Shohei Ohtani Provides Historic Performance As Angels Defeat Athletics
MLB: Los Angeles Angels at Oakland Athletics
Stan Szeto-USA TODAY Sports

It feels as though Los Angeles Angels two-way superstar Shohei Ohtani etches himself into MLB’s history books nearly every time he steps on to a field. And every so often, he breaks multiple records or passes several new milestones. Tuesday night against the Oakland Athletics was one of those outings.

The Angels’ 5-1 victory over the Athletics served as the prototype of an Ohtani performance that baseball fans simply should never become accustomed to. He pitched 6.0 scoreless innings, allowing four hits and three walks while striking out five batters. At the plate, he went 2-for-3 with a home run, a walk, and two runs scored.

By itself, this is another in a long list of massively impressive nights for Ohtani. But — with the Angels superstar — it’s never just an impressive night. It’s also a chance for him to carve his name deeper into the record books of baseball.

Here, we take a look at the records Ohtani set — and the milestones he passed — on Tuesday night as the Angels breezed past the Athletics.

Home Runs by a Japanese-born player

In the seventh inning, Ohtani belted a high breaking ball 378 feet for a home run. It was his 25th of the 2022 season — surpassing Mike Trout for the team lead — and the 118th homer of his career.

Ohtani hitting home run No. 118 is significant because it puts him ahead of Ichiro Suzuki for the second-most home runs all time by a Japanese-born player. Suzuki has long been Ohtani’s idol in American baseball, and the Angels star has now surpassed his hero in total home runs in just five seasons.

Ohtani spoke about passing Suzuki and why it’s important to him even if Suzuki was never a power hitter, according to Sonja Chen of

“Obviously we’re very different types of hitters,” Ohtani said, “but if I get to pass Ichiro on any list, I’m really honored and privileged.”

It may be a while before Ohtani becomes the all-time Japanese-born leader in home runs, as he sits 57 big fly’s away from Hideki Matsui’s 175.

Joining Babe Ruth’s home run/wins club

In defeating the Athletics, Ohtani finally captured his elusive 10th win. Last season, despite his dominance on the mound, he only racked up nine wins, making him one short of joining one of baseball’s most exclusive clubs.

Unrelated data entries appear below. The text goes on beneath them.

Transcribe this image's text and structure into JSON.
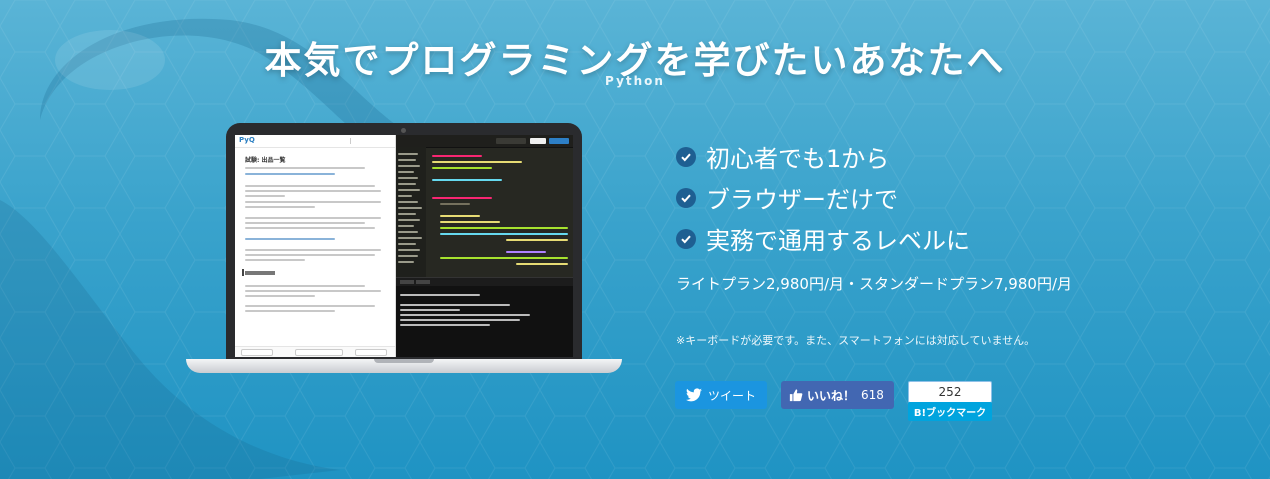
{
  "hero": {
    "title": "本気でプログラミングを学びたいあなたへ",
    "subtitle": "Python"
  },
  "features": [
    {
      "label": "初心者でも1から",
      "icon": "check-circle-icon"
    },
    {
      "label": "ブラウザーだけで",
      "icon": "check-circle-icon"
    },
    {
      "label": "実務で通用するレベルに",
      "icon": "check-circle-icon"
    }
  ],
  "pricing": {
    "text": "ライトプラン2,980円/月・スタンダードプラン7,980円/月"
  },
  "notice": {
    "text": "※キーボードが必要です。また、スマートフォンには対応していません。"
  },
  "social": {
    "tweet_label": "ツイート",
    "like_label": "いいね！",
    "like_count": "618",
    "hatena_count": "252",
    "hatena_label": "B!ブックマーク"
  },
  "laptop_screen": {
    "doc_logo": "PyQ",
    "doc_title": "試験: 出品一覧"
  },
  "colors": {
    "background_top": "#5ab4d6",
    "background_bottom": "#1f93c3",
    "check_icon": "#1e5f92",
    "twitter": "#1b95e0",
    "facebook": "#4267b2",
    "hatena": "#00a4de"
  }
}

So by securing his win No. 10, Ohtani joins Babe Ruth as the only players in American League or National League history to win 10 or more games as a pitcher as well as hit 10 or more home runs in the same season. Ohtani has 10 wins and 25 home runs, whereas Ruth had 13 wins and 11 home runs in 1918.

Ohtani also joins Ed Rile (11 wins/11 home runs in 1927) and Bullet Rogan (14 wins/15 home runs in 1922) of the Negro Leagues as the only players in baseball history to accomplish this feat.

Miscellaneous Records

With his seventh inning home run, Ohtani became the first American League pitcher since Dave McNally in 1972 to pitch six or more scoreless innings and hit a home run in the same game.

Ohtani also set a new career high for strikeouts in a season, racking up his 157th K. He had 156 last season, and sets his new personal best in August, with just under eight weeks to go in the regular season.

Finally, 2022 Ohtani joined 2021 Ohtani as the only players in baseball history to hit 25 or more home runs at the plate and strike out 150 batters or more on the mound in a single season.